Another part of the OT often viewed as a prophetic commentary on Jesus is the 22nd Psalm. But as in the case of Isaiah 7, many aspects thereof refute this thesis:

(a) "my God, my God why hast thou forsaken me? Why art thou so far from helping me, and from the words of my roaring" (Psalm 22:1). Asserting that comparable statements by Jesus in Matt. 27:46 and Mark 15:34 are prophetic creates problems. First, Jesus would be contradicting Psalm 46:1, which says, "God is our refuge and strength, a very present help in trouble." Second, was Jesus praying for salvation of his flesh or of his divinity? If his flesh, then his prayers were unanswered. If his divinity, the divine needs no salvation.

(b) "I cry in the daytime, but thou hearest not; and in the night season, and am not silent" (Psalm 22:2). This verse contradicts Isa. 42:2 ("He shall not cry, nor lift up, nor cause his voice to be heard in the street"), which is also applied to Jesus. Moreover, the sufferings of the speaker in Psalm 22:2 continued for a time. He cried in vain to God for help by day and night, whereas Jesus cried for a short period.

(c) "But I am a worm (a "maggot" according to Strong's Concordance)..." (Psalm 22:6). Would Jesus call himself a worm or maggot?

(d) "Be not far from me; for trouble is near; for there is none to help" (Psalm 22:11). This indicates that if there were someone to help, he (Jesus) would gladly agree to be saved, which would have meant his death occurred against his will. How then can Christians say he willed it?

(e) "...my heart is like wax; it is melted in the midst of my bowels" (Psalm 22:14). Why was Jesus afraid, since events were allegedly moving as he desired? Some critics have facetiously contended Jesus again failed as a scientist, since he apparently didn't know there was a diaphram.

(f) "...they pierced my hands and feet" (Psalm 22:16). Nowhere in the gospels does it say the feet of Jesus were pierced or nailed to the cross. According to some authorities, crucified persons did not have their feet nailed to the cross. Moreover, some scholars claim this verse should have been translated, "They cling like a lion to my hands and feet." What group clung to the hands and feet of Jesus? The Jewish (Hebrew) Masoretic text translates the verse as: "Like a lion they are at my hands and feet" (Psalm 22:17).

(g) "They part my garments among them, and cast lots upon my vesture" (Psalm 22:18). "Part" and "cast" are present tense verbs that couldn't apply to Jesus. "Vesture" does not always mean clothing of any kind or property. As used here it appears to represent property, which Jesus did not have, according to Matt. 8:20.

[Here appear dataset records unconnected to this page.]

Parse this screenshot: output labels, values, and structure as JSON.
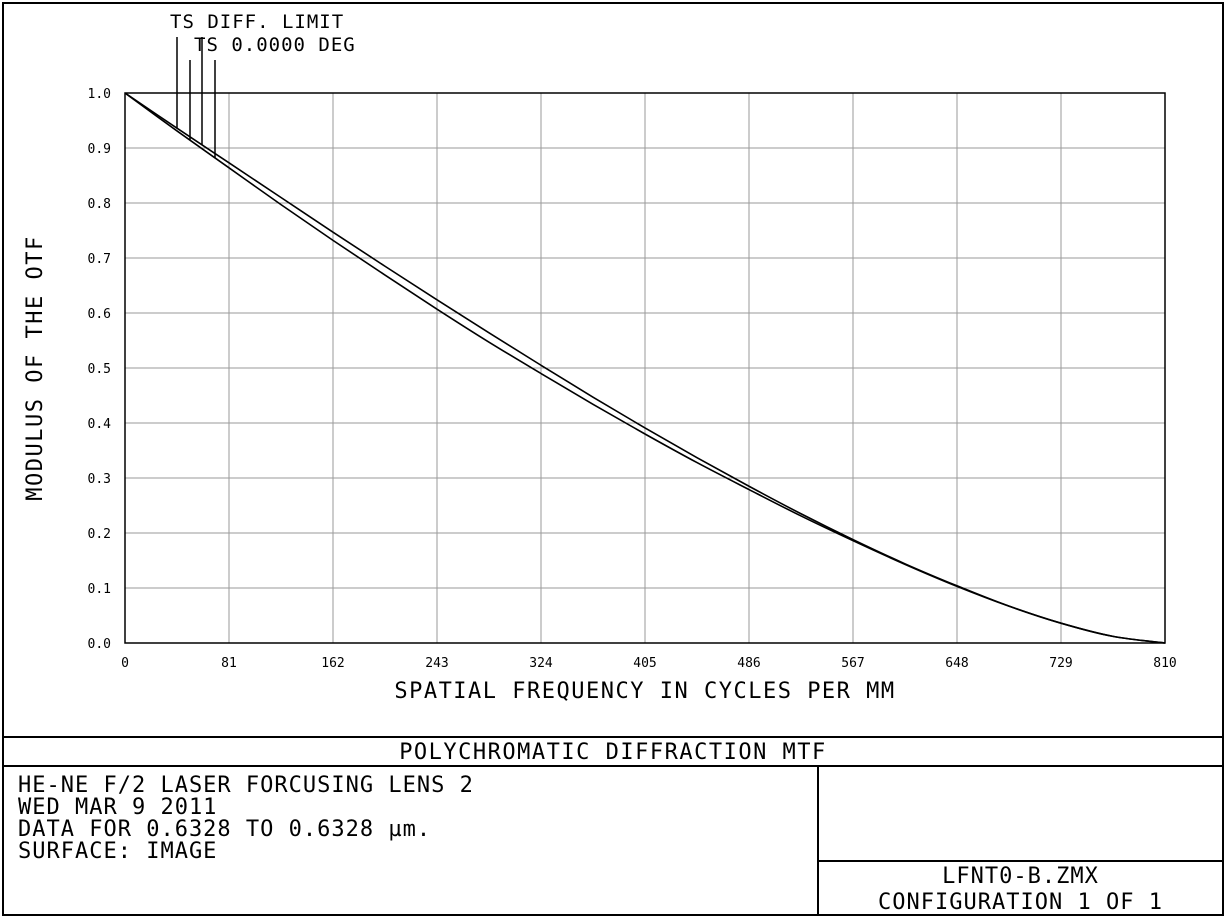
{
  "chart_data": {
    "type": "line",
    "xlabel": "SPATIAL FREQUENCY IN CYCLES PER MM",
    "ylabel": "MODULUS OF THE OTF",
    "xlim": [
      0,
      810
    ],
    "ylim": [
      0,
      1.0
    ],
    "x_ticks": [
      "0",
      "81",
      "162",
      "243",
      "324",
      "405",
      "486",
      "567",
      "648",
      "729",
      "810"
    ],
    "x_tick_values": [
      0,
      81,
      162,
      243,
      324,
      405,
      486,
      567,
      648,
      729,
      810
    ],
    "y_ticks": [
      "0.0",
      "0.1",
      "0.2",
      "0.3",
      "0.4",
      "0.5",
      "0.6",
      "0.7",
      "0.8",
      "0.9",
      "1.0"
    ],
    "y_tick_values": [
      0,
      0.1,
      0.2,
      0.3,
      0.4,
      0.5,
      0.6,
      0.7,
      0.8,
      0.9,
      1.0
    ],
    "grid": true,
    "legend_labels": [
      "TS DIFF. LIMIT",
      "TS 0.0000 DEG"
    ],
    "x": [
      0,
      40.5,
      81,
      121.5,
      162,
      202.5,
      243,
      283.5,
      324,
      364.5,
      405,
      445.5,
      486,
      526.5,
      567,
      607.5,
      648,
      688.5,
      729,
      769.5,
      810
    ],
    "series": [
      {
        "name": "TS DIFF. LIMIT",
        "values": [
          1.0,
          0.936,
          0.873,
          0.81,
          0.747,
          0.685,
          0.624,
          0.564,
          0.505,
          0.447,
          0.391,
          0.337,
          0.285,
          0.235,
          0.188,
          0.144,
          0.104,
          0.067,
          0.036,
          0.012,
          0.0
        ]
      },
      {
        "name": "TS 0.0000 DEG",
        "values": [
          1.0,
          0.931,
          0.864,
          0.797,
          0.732,
          0.669,
          0.607,
          0.547,
          0.49,
          0.434,
          0.38,
          0.328,
          0.279,
          0.231,
          0.186,
          0.143,
          0.103,
          0.067,
          0.036,
          0.012,
          0.0
        ]
      }
    ]
  },
  "footer": {
    "title": "POLYCHROMATIC DIFFRACTION MTF",
    "info_lines": [
      "HE-NE F/2 LASER FORCUSING LENS 2",
      "WED MAR 9 2011",
      "DATA FOR 0.6328 TO 0.6328 µm.",
      "SURFACE: IMAGE"
    ],
    "file_name": "LFNT0-B.ZMX",
    "configuration": "CONFIGURATION 1 OF 1"
  },
  "colors": {
    "line": "#000000",
    "grid": "#9a9a9a",
    "background": "#ffffff"
  }
}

(h) "Deliver my soul from the sword;...." (Psalm 22:20). The description of his distress in the prospect of deadly peril, his worry in prayer, and his desire to be delivered from death and saved alive are unsuitable to Christ, who supposedly gave himself up to death freely. In addition, technically speaking, when was Jesus threatened with the sword? He was threatened with cross and crucifixion.

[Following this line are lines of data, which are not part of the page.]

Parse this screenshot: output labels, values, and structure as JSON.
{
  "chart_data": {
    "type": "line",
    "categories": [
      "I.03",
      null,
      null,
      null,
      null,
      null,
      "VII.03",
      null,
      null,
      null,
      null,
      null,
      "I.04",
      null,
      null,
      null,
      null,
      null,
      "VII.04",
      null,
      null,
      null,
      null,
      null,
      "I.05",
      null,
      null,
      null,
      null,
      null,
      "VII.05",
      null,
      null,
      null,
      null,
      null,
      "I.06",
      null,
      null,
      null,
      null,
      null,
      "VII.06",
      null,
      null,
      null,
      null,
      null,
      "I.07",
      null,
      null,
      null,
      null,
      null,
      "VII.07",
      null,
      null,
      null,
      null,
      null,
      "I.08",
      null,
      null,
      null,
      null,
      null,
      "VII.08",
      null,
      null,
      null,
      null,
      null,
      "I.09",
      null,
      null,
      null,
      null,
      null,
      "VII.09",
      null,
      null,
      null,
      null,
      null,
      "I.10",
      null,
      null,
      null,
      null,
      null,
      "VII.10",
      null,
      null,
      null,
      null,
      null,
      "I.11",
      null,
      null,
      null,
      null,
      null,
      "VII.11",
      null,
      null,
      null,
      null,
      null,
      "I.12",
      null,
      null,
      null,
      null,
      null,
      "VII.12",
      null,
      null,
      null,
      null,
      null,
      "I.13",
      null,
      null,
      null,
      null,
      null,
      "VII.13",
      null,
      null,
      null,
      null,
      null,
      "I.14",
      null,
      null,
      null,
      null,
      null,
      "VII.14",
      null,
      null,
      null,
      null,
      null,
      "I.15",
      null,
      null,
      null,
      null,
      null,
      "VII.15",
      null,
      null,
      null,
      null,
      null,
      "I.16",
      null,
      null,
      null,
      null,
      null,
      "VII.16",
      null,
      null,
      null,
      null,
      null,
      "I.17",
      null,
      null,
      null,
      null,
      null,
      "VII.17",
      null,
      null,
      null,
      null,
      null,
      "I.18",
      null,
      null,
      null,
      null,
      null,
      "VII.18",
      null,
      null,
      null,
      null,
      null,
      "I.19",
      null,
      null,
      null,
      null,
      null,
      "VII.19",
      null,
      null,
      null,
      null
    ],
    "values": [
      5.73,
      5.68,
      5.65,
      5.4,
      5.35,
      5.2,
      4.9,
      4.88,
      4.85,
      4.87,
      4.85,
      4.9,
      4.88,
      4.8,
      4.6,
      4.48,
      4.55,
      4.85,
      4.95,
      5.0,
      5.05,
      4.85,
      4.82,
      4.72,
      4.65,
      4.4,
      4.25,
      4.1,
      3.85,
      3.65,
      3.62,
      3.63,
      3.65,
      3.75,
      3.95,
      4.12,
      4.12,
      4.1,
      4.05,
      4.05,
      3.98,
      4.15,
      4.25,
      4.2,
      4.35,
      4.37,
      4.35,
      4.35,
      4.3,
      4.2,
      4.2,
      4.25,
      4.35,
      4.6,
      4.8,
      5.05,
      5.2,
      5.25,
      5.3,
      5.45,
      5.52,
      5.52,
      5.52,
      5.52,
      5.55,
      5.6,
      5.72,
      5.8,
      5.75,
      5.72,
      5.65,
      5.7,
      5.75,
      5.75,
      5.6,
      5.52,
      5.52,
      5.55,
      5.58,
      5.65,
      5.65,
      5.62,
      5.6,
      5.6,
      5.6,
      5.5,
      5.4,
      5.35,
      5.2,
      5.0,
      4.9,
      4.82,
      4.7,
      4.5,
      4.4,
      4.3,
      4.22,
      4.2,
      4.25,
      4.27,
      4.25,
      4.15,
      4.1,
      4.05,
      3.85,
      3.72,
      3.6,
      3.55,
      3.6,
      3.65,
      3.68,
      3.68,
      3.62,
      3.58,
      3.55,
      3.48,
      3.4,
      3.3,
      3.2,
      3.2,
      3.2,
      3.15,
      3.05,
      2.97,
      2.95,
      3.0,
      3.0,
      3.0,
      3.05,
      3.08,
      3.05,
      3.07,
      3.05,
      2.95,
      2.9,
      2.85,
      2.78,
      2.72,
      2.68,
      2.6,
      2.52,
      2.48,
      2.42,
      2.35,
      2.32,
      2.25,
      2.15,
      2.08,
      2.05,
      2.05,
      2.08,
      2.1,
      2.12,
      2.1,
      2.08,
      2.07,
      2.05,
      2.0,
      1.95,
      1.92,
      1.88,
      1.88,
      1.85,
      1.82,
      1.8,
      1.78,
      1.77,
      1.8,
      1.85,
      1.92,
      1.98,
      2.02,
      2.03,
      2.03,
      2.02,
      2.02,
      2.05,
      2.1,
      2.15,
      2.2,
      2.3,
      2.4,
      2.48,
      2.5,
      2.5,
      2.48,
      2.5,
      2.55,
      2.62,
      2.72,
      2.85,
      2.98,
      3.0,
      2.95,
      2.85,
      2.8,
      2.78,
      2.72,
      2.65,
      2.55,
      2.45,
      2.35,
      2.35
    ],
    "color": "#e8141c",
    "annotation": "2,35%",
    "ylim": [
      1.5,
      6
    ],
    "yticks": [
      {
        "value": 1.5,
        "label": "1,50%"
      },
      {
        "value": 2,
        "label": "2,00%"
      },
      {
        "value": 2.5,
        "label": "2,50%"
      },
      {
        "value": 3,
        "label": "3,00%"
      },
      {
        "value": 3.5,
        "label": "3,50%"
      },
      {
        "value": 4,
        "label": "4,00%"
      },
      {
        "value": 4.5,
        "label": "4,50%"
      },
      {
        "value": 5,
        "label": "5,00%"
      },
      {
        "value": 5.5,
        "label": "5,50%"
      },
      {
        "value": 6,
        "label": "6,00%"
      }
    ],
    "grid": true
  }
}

Micah 5, Isaiah 7, and Psalm 22 are only three OT chapters out of scores that are improperly applied to Jesus by apologists. Thomas Paine and Robert Ingersoll analyzed the situation with their usual acuity: "In the following treaties I have examined all the passages in the NT quoted from the Old, and so-called prophecies concerning Jesus Chris, and I find no such thing as a prophecy of any such person, and I deny there are any.... I have given chapter and verse for everything I have said, and have not gone out of the books of the Old and New Testament for evidence that the passages are not prophecies of the person called Jesus Christ" (The Life and Works of Paine, Vol. 9, p. 206). "The practice which the writers of the books (gospels--Ed.) employ is not more false than it is absurd. They state some trifling case of the person they call Jesus Christ, and then cut out a sentence from some passage of the OT and call it a prophecy of that case. But when the words thus cut out are restored to the places they are taken from, and read with words before and after them, they give the lie to the NT" (Ibid. p. 269). "There is no prophecy in the OT foretelling the coming of Jesus Christ. There is not one word in the OT referring to him in any way--not one word. The only way to prove this is to take your Bible, and whenever you find the words: 'That it might be fulfilled' and 'which was spoken' turn to the OT and find what was written, and you will see that it had not the slightest possible reference to the thing recounted in the NT--not the slightest" (Ingersoll's Works, Vol. 5, p. 277). Many additional examples of the misapplication of OT verses to Jesus will be discussed in future issues of BE.

MY COMMENT: A lion when attacking you will go at your hands and feet for you will be hitting and kicking at it.  Jesus is not even imagined in this text.